El segundo domingo de la Pascua tiene un apellido desde que el papa san Juan Pablo II, el 30 de abril del año 2000, al canonizar a santa Faustina Kowalska, quiso dedicarlo a contemplar y sentir en nosotros la gran misericordia de Dios. Lo hemos leído en el salmo responsorial donde proclamábamos que la misericordia de Dios es eterna y por ello es bueno dar gracias al Señor.
Corazón misericordioso
En el corazón lleno de misericordia de Dios ponemos nuestra primera reflexión, sabiendo que esa misericordia se manifiesta permanente y continuamente en nosotros. La comunidad creyente, que cada domingo venimos al encuentro personal con Dios, somos objeto del amor y la misericordia divina que nos ofrece alcanzar la salvación. En palabras de la primera lectura, Dios regala su amor para que, como grupo de creyentes, lleguemos a pensar y sentir lo mismo. En medio de nuestras eucaristías el Señor se hace presente para que podamos hacer realidad aquellos sentimientos de las primeras comunidades que nos narra el libro de los Hechos de los Apóstoles. Esta es la primera misericordia que Dios obra en nosotros que lleguemos a ser una familia donde todos pensemos y sintamos lo mismo y poseamos todo en común.
Presencia del Resucitado
El relato del evangelio nos muestra una doble realidad en el grupo de los discípulos reunidos. En un primer momento experimentan miedos y temores. Tienen las puertas cerradas porque no confían y han perdido la esperanza. Una descripción que tiene mucho en común con nuestras comunidades tantas veces temerosas y encerradas en nuestros templos ante las amenazas exteriores. Esa realidad se transforma cuando en medio de ellos aparece el Señor. La paz vuelve a sus corazones, la alegría vuelve a su rostro y el entusiasmo de la fe se revitaliza. Todo ha cambiado en sus vidas. Reciben el Espíritu y se transforman en personas nuevas. Efecto de la presencia del Señor en nuestras comunidades sigue siendo el que nos convirtamos en cristianos nuevos, con nuevas actitudes, con una nueva visión de la vida y del futuro donde el Espíritu conduzca nuestros pasos. Queden atrás los temores y miedos. Superemos las dificultades de los enfrentamientos y vivamos con paz. Dejemos que la presencia del Resucitado esté en medio de nosotros.
Encuentro personal
Pero no todos los apóstoles vivieron la experiencia del Resucitado. Hubo uno que no estaba y, por lo tanto, aunque le cuentan lo ocurrido no le convencen y sigue con las dudas y con los mismos miedos e incertidumbres. Su propio engreimiento le cierra las puertas a acoger la experiencia de los demás. Tomás, el incrédulo no admite lo que oye.

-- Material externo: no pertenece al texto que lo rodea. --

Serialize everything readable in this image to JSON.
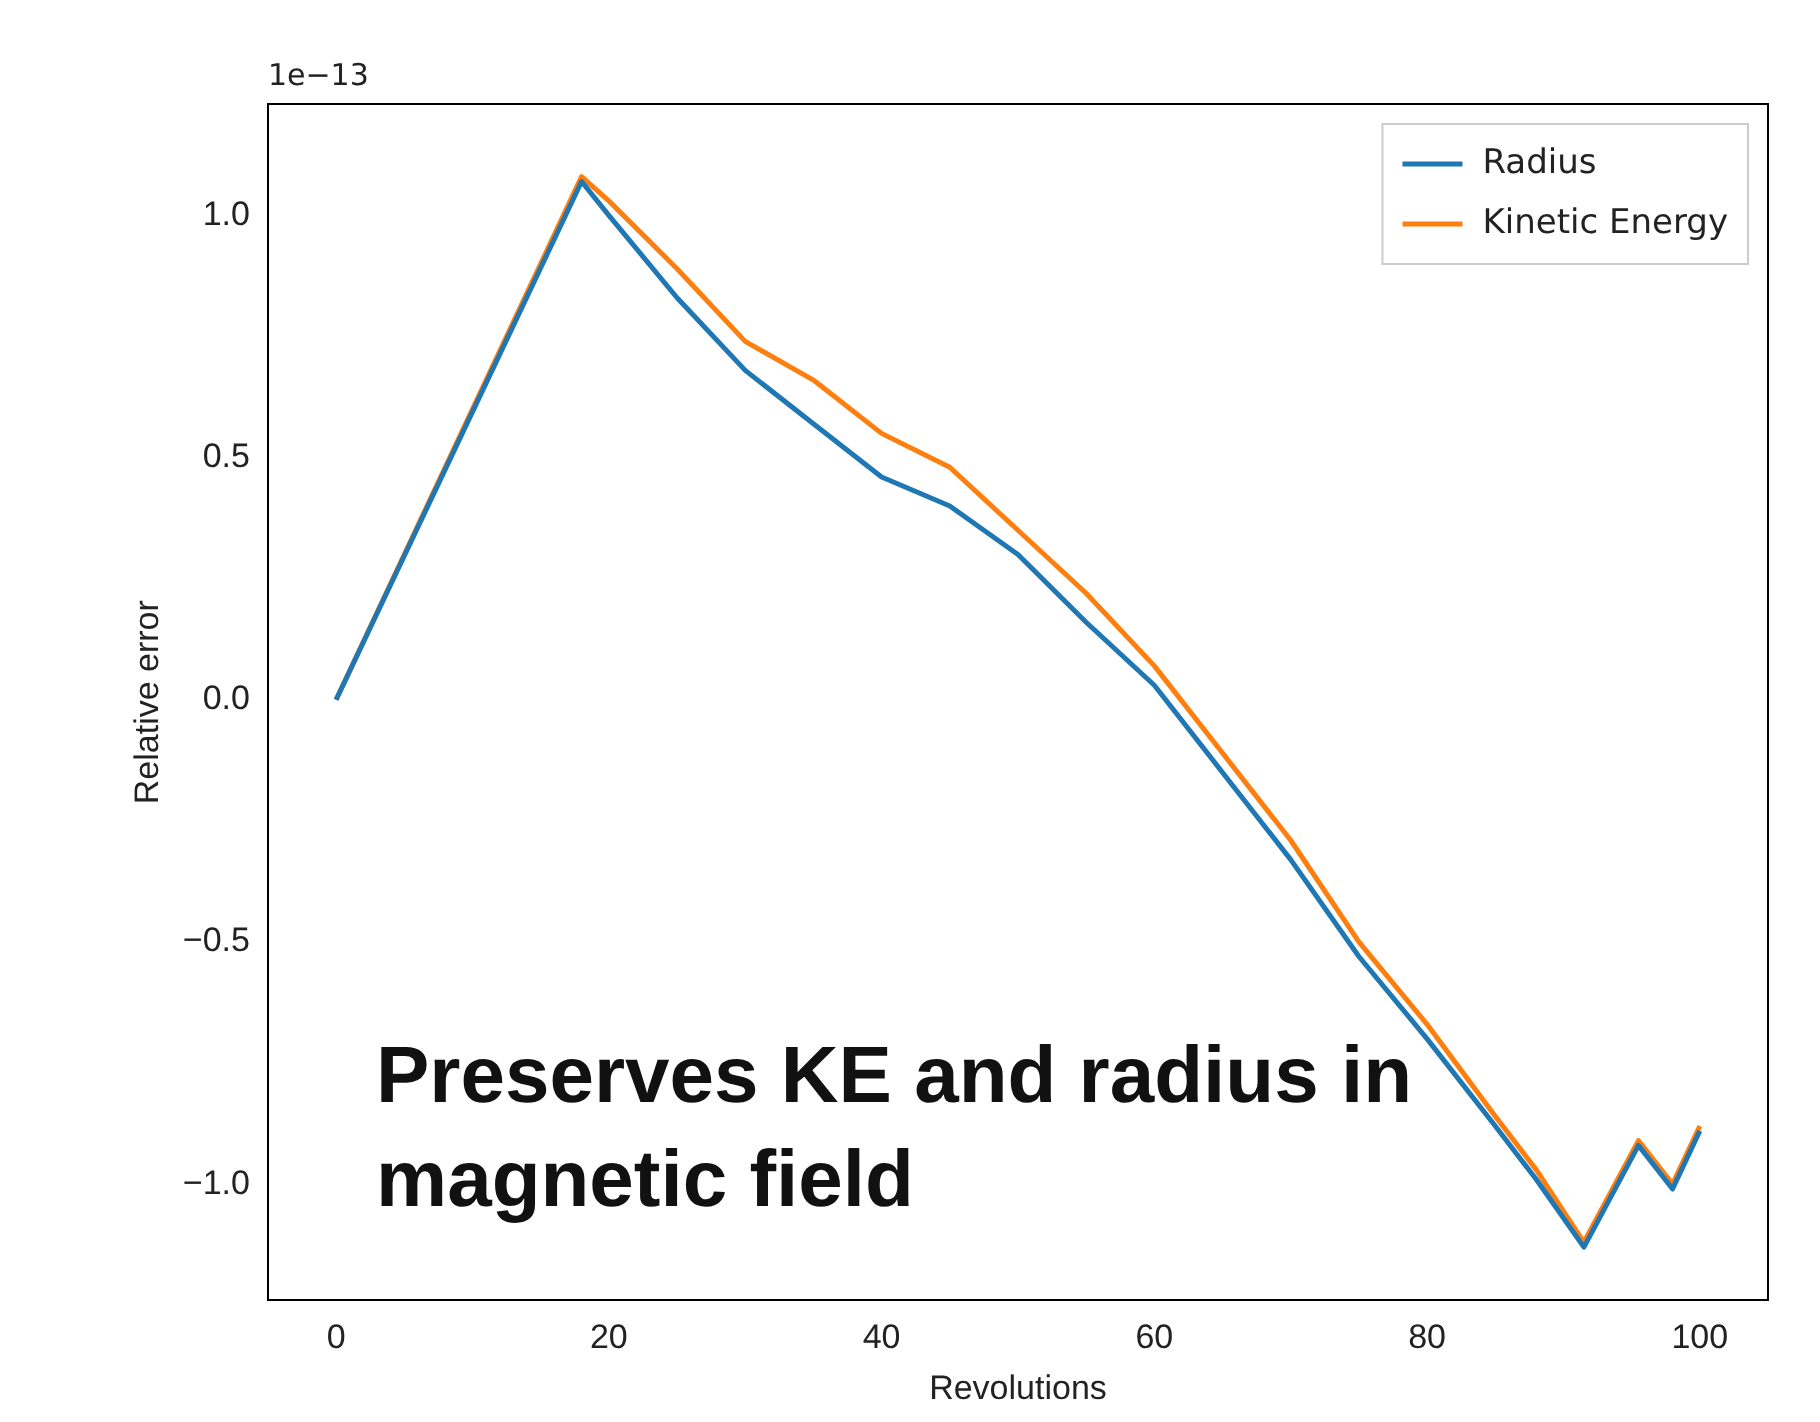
{
  "chart_data": {
    "type": "line",
    "xlabel": "Revolutions",
    "ylabel": "Relative error",
    "x": [
      0,
      18,
      20,
      25,
      30,
      35,
      40,
      45,
      50,
      55,
      60,
      65,
      70,
      75,
      80,
      85,
      88,
      91.5,
      95.5,
      98,
      100
    ],
    "series": [
      {
        "name": "Radius",
        "color": "#1f77b4",
        "values": [
          0,
          1.07,
          1.0,
          0.83,
          0.68,
          0.57,
          0.46,
          0.4,
          0.3,
          0.16,
          0.03,
          -0.15,
          -0.33,
          -0.53,
          -0.7,
          -0.88,
          -0.99,
          -1.13,
          -0.92,
          -1.01,
          -0.89
        ]
      },
      {
        "name": "Kinetic Energy",
        "color": "#ff7f0e",
        "values": [
          0,
          1.08,
          1.03,
          0.89,
          0.74,
          0.66,
          0.55,
          0.48,
          0.35,
          0.22,
          0.07,
          -0.11,
          -0.29,
          -0.5,
          -0.67,
          -0.86,
          -0.97,
          -1.12,
          -0.91,
          -1.0,
          -0.88
        ]
      }
    ],
    "xlim": [
      -5,
      105
    ],
    "xticks": [
      0,
      20,
      40,
      60,
      80,
      100
    ],
    "ylim": [
      -1.24,
      1.23
    ],
    "yticks": [
      {
        "value": -1.0,
        "label": "−1.0"
      },
      {
        "value": -0.5,
        "label": "−0.5"
      },
      {
        "value": 0,
        "label": "0.0"
      },
      {
        "value": 0.5,
        "label": "0.5"
      },
      {
        "value": 1.0,
        "label": "1.0"
      }
    ],
    "annotations": [
      "1e−13",
      "Preserves KE and radius in magnetic field"
    ],
    "legend": "top right",
    "grid": false,
    "marker": "none",
    "line_style": "solid"
  }
}
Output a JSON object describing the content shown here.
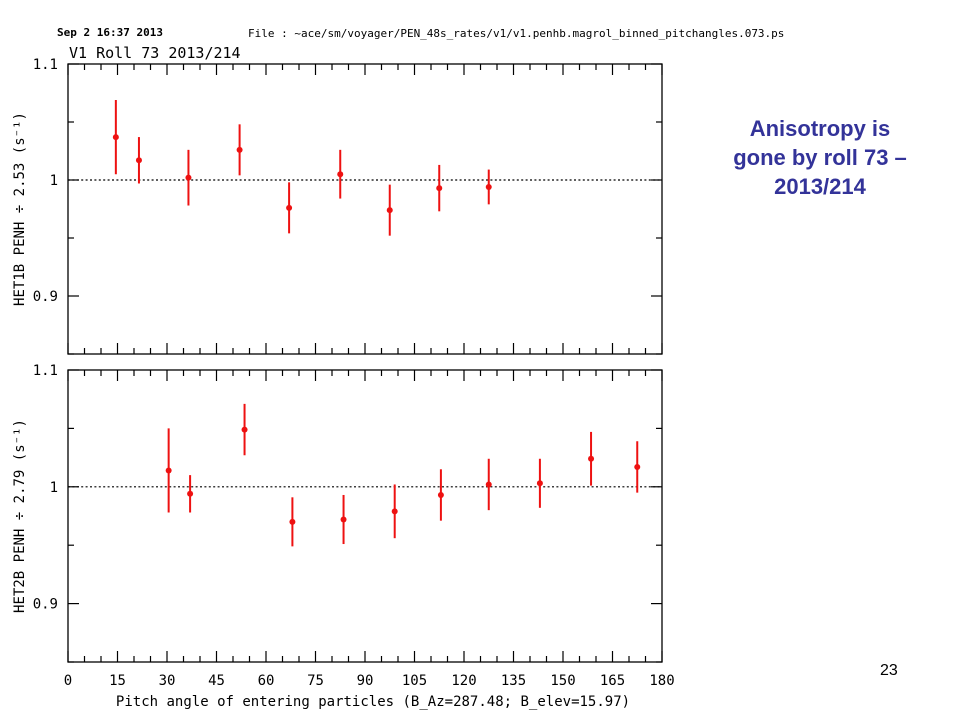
{
  "header": {
    "timestamp": "Sep  2 16:37 2013",
    "file_label": "File : ~ace/sm/voyager/PEN_48s_rates/v1/v1.penhb.magrol_binned_pitchangles.073.ps",
    "plot_title": "V1 Roll 73 2013/214"
  },
  "callout": {
    "line1": "Anisotropy is",
    "line2": "gone by roll 73 –",
    "line3": "2013/214"
  },
  "slide_number": "23",
  "colors": {
    "marker": "#ee1111",
    "callout": "#333399",
    "axis": "#000000"
  },
  "chart_data": [
    {
      "type": "scatter",
      "ylabel": "HET1B PENH ÷ 2.53 (s⁻¹)",
      "xlim": [
        0,
        180
      ],
      "ylim": [
        0.85,
        1.1
      ],
      "yticks": [
        "1.1",
        "1",
        "0.9"
      ],
      "reference_line": 1.0,
      "series": [
        {
          "x": [
            14.5,
            21.5,
            36.5,
            52,
            67,
            82.5,
            97.5,
            112.5,
            127.5
          ],
          "y": [
            1.037,
            1.017,
            1.002,
            1.026,
            0.976,
            1.005,
            0.974,
            0.993,
            0.994
          ],
          "y_err": [
            0.032,
            0.02,
            0.024,
            0.022,
            0.022,
            0.021,
            0.022,
            0.02,
            0.015
          ]
        }
      ]
    },
    {
      "type": "scatter",
      "ylabel": "HET2B PENH ÷ 2.79 (s⁻¹)",
      "xlabel": "Pitch angle of entering particles (B_Az=287.48; B_elev=15.97)",
      "xlim": [
        0,
        180
      ],
      "ylim": [
        0.85,
        1.1
      ],
      "xticks": [
        "0",
        "15",
        "30",
        "45",
        "60",
        "75",
        "90",
        "105",
        "120",
        "135",
        "150",
        "165",
        "180"
      ],
      "yticks": [
        "1.1",
        "1",
        "0.9"
      ],
      "reference_line": 1.0,
      "series": [
        {
          "x": [
            30.5,
            37,
            53.5,
            68,
            83.5,
            99,
            113,
            127.5,
            143,
            158.5,
            172.5
          ],
          "y": [
            1.014,
            0.994,
            1.049,
            0.97,
            0.972,
            0.979,
            0.993,
            1.002,
            1.003,
            1.024,
            1.017
          ],
          "y_err": [
            0.036,
            0.016,
            0.022,
            0.021,
            0.021,
            0.023,
            0.022,
            0.022,
            0.021,
            0.023,
            0.022
          ]
        }
      ]
    }
  ]
}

Tomás nos retrata a muchos de nosotros que hacemos valer la duda y la incredulidad en nuestra experiencia personal de fe sin que nos sirva el testimonio y la palabra de los demás. Aquí volvemos a encontrar la misericordia del Señor. Ante su amenaza de que, si no lo ve y no toca las huellas de los clavos, a él no le convence nadie, el Señor vuelve para encontrarse con él. Trae tu dedo le dirá Jesús en ese encuentro personal que transforma y cambia su vida. “Señor mío y Dios mío” confesará arrepentido ante el amable reproche de Jesús de que crea porque le haya visto. Le pedirá mucho más cuando le diga que serán dichosos los que crean sin verle, fiándose de lo que los demás les diga.
Necesitamos del encuentro personal con el Señor todos nosotros, pero a la vez debemos de dejarnos guiar por la enseñanza de los demás, la Iglesia, el testimonio de tantos que han creído en el Señor resucitado. Será así cuando pasemos del miedo a la alegría, de cerrar las puertas a abrir nuestro corazón a los demás. En definitiva, cuando descubramos que Dios sigue siendo misericordia para nosotros y con su ayuda podamos convertirnos en comunidades nuevas.